A new AP-AOL News Poll finds that while most Americans said 2006 was a bad year for the country, three-fourths thought it had been a good one for them and their families. Seven in 10 Americans feel good about what 2007 will bring for the country, and nearly 90 percent are optimistic about the new year for them and their families.

A Washington Post-ABC News Poll found similar sentiments about 2007. More than 60 percent of the public said it would be a good year for protecting against terrorist attacks, the state of the national economy and “the way things are going in this country.”

By contrast, more than six in 10 Americans tell pollsters the country is on the “wrong track.” Bush’s polls ratings are reaching historical lows. And most Americans don’t think the U.S. is winning in Iraq, according to a variety of surveys.

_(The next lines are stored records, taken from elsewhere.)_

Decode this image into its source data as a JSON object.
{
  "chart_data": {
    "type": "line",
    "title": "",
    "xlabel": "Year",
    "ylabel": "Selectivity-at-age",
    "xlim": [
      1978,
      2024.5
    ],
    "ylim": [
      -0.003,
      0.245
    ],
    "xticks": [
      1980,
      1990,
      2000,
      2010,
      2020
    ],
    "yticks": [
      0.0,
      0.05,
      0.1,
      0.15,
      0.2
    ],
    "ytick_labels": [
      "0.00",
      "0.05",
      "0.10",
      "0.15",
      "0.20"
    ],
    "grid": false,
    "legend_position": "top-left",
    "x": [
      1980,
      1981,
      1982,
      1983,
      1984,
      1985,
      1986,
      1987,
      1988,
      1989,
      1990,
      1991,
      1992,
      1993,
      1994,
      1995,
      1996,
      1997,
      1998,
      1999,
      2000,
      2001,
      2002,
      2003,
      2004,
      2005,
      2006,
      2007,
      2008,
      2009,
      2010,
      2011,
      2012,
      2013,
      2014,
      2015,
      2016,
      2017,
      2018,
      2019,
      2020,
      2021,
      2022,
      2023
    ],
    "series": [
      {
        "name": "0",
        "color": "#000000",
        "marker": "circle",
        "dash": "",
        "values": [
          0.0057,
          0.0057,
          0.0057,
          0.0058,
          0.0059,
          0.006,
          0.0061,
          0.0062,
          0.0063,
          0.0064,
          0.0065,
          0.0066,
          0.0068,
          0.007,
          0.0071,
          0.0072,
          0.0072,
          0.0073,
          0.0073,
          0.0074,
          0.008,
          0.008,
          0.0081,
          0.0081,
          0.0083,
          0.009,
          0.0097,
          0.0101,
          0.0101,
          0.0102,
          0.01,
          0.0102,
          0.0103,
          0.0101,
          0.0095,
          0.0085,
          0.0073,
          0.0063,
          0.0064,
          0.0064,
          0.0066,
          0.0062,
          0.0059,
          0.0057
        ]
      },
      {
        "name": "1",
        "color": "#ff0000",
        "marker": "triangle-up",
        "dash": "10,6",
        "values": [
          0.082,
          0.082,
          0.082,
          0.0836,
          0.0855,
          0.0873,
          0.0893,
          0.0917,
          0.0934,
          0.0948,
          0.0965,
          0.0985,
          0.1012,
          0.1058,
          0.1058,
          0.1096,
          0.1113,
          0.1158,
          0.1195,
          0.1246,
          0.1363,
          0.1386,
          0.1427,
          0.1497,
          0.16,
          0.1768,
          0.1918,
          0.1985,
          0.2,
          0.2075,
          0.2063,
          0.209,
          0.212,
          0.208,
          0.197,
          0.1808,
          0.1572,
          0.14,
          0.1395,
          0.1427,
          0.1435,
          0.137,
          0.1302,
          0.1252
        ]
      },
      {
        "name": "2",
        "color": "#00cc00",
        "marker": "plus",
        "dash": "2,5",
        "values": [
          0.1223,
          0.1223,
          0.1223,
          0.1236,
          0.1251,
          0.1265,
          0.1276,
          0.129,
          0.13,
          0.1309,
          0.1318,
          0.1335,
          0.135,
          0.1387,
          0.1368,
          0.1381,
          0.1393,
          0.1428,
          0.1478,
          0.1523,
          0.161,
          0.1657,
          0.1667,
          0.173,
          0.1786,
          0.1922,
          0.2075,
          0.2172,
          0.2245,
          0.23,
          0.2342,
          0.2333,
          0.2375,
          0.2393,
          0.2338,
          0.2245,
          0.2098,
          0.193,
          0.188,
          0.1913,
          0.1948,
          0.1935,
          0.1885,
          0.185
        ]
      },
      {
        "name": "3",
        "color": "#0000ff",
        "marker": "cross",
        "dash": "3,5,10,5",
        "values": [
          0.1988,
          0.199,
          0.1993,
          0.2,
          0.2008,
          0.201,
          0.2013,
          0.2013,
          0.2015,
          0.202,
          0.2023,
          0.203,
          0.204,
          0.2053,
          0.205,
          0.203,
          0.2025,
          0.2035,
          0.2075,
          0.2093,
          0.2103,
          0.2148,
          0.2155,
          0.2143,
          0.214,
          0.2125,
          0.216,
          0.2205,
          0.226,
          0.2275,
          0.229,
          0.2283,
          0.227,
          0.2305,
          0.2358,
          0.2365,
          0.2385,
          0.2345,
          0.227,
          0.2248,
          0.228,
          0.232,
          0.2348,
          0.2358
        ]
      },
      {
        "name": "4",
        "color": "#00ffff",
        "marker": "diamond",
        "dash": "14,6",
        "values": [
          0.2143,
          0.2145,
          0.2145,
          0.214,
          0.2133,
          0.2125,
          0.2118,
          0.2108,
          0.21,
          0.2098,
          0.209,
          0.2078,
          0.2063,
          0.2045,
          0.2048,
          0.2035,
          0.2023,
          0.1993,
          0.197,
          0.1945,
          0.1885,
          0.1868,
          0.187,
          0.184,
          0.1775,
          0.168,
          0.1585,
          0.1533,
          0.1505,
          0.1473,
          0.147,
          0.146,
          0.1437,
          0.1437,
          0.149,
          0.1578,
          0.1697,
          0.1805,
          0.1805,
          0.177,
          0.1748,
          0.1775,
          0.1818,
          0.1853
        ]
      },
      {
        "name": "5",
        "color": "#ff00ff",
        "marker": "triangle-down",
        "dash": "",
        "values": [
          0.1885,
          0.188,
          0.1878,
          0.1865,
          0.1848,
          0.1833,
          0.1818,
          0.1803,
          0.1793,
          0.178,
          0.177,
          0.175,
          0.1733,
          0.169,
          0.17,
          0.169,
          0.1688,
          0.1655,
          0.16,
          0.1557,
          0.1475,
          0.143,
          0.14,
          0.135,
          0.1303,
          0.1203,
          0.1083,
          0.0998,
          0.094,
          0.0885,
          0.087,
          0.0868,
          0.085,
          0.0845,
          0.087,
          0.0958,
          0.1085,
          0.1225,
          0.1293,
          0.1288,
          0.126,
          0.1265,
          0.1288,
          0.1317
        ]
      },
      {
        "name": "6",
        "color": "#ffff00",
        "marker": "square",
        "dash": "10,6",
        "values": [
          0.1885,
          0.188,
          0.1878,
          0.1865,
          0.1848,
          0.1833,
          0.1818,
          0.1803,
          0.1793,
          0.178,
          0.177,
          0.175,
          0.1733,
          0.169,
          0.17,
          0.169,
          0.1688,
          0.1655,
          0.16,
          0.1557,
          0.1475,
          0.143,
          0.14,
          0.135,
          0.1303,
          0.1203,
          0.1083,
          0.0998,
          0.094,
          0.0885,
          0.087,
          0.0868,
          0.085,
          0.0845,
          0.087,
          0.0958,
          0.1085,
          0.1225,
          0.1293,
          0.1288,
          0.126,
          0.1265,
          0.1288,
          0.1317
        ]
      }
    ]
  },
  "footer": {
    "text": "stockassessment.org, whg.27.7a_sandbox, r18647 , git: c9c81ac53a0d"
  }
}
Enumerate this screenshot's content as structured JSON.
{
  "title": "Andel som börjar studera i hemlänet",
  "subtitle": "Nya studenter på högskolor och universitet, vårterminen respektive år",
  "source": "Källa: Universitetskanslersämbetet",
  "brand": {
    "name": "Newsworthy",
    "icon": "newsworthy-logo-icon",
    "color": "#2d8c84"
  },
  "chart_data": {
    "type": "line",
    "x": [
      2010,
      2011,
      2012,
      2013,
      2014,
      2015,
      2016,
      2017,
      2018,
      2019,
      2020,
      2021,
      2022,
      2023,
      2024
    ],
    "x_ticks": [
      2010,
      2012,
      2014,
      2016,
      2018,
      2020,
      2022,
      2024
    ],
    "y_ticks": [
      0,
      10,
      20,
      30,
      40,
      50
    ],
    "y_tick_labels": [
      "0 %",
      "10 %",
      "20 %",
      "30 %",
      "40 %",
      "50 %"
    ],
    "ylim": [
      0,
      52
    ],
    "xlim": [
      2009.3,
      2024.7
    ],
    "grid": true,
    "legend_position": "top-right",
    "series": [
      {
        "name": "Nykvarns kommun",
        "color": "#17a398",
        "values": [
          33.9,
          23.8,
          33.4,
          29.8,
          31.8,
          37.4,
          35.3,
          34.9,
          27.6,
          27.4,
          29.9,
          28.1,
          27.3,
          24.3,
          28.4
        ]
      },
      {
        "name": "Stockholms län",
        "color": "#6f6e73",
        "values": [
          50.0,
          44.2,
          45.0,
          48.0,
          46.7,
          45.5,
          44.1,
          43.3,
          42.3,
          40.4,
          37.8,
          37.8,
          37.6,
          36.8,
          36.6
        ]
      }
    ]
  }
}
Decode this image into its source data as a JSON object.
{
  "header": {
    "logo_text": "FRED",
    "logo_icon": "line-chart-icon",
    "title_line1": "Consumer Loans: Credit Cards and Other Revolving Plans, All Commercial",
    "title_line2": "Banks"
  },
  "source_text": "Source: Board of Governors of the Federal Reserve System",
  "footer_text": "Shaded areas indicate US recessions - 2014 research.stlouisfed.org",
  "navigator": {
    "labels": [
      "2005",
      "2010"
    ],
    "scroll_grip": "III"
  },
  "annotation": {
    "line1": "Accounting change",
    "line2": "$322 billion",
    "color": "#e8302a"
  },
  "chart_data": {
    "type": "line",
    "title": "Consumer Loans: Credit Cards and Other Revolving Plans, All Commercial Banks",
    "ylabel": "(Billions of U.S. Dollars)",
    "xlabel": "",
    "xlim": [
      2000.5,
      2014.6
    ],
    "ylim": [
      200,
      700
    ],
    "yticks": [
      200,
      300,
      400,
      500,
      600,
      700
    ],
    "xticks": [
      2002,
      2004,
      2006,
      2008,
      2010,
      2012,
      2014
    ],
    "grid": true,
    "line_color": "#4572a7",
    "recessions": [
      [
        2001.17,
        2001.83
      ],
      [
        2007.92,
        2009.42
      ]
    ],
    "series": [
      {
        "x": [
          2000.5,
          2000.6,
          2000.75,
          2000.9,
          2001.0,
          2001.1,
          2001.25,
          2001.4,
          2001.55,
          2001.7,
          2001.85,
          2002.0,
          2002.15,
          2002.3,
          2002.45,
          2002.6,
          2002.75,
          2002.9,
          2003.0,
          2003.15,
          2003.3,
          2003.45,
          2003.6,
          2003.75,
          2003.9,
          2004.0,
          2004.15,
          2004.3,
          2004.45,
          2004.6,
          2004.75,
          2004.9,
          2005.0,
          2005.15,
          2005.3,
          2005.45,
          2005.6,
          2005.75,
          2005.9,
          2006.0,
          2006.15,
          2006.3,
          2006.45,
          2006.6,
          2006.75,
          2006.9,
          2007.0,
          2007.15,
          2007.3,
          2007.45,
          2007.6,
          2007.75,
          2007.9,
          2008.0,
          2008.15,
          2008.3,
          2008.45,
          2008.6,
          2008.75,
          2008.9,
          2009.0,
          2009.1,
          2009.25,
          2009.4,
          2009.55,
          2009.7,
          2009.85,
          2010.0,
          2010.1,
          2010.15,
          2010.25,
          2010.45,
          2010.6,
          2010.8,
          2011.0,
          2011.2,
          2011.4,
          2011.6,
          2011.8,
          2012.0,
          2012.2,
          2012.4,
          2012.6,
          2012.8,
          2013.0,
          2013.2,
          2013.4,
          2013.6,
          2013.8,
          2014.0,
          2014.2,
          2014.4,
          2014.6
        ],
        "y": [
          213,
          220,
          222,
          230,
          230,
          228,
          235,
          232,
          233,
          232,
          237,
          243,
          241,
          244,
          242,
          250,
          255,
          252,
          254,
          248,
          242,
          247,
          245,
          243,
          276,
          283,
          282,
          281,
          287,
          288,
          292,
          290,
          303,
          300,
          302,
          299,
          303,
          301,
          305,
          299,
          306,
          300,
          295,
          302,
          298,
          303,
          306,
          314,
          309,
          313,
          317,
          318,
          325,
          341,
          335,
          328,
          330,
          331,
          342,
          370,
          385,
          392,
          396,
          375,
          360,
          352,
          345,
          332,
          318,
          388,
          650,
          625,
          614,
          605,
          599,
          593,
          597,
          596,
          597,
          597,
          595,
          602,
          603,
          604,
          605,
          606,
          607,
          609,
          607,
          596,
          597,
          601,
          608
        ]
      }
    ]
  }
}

Why the paradox? It could be that people don rose-colored glasses in dark times because nobody wants to face a grim future. Optimism may be the defense mechanism of a battered American psyche. “It’s easier to say the present is s--- if you can make yourself believe that the future isn’t s--- as well,” Hibbits said.

Another theory is that a jaded American public is no longer surprised by the failures of U.S. institutions and their leaders, and that technologies like the Internet empower them to change their lives and the nation. A voter who would have felt angry and isolated a generation ago may be just as angry today, but now he or she can find armies of likeminded souls and take matters into their own hands. This e-liberation gives voters reason to hope.

“We now have a strong grasp on the truth and what politics is capable of, which isn’t much,” said Heidi Boynton, a cancer survivor and mother of two in Santa  Cruz, Calif. “We’ve realized that we can’t just sit around and worry about what everybody else does about this problem or that problem. We have to fix things ourselves.”

Boynton, who just returned from Mexico where she helped build houses and deliver food to the poor, is a member of, an issues-based community that is a part of the user-generated revolution on the Web. “We used to think that our government would take care of everything and were disenchanted when they didn’t,” she said. “Now we know the government won’t, and we know we can.”

A poll of community members, mostly grassroots opinion leaders, shows that fewer than 40 percent believe their quality of life improved in 2006. And yet, nearly 60 percent agree with this statement: “My quality of life will improve in 2007.”

These are important points to a presidential candidate who must learn to both reflect the public’s dour view about today and habitual optimism about tomorrow. Reagan and Clinton mastered the combination to win their first terms.

“Both of them acknowledged that things are screwed up, but we can do so much better,” Hibbits said.

On one of the last days of 2006 – and in the state that holds the first 2008 presidential primary – Democratic presidential hopeful John Edwards updated Clinton’s don’t-stop-thinking-about-tomorrow message for this era of individual empowerment.

“What we’re asking is for you, the people of New Hampshire, not to wait for the next election to take responsibility,” Edwards said Dec. 29, during his campaign announcement tour. “Identifying a problem and talking about hope is talking about tomorrow. We can’t wait until tomorrow.”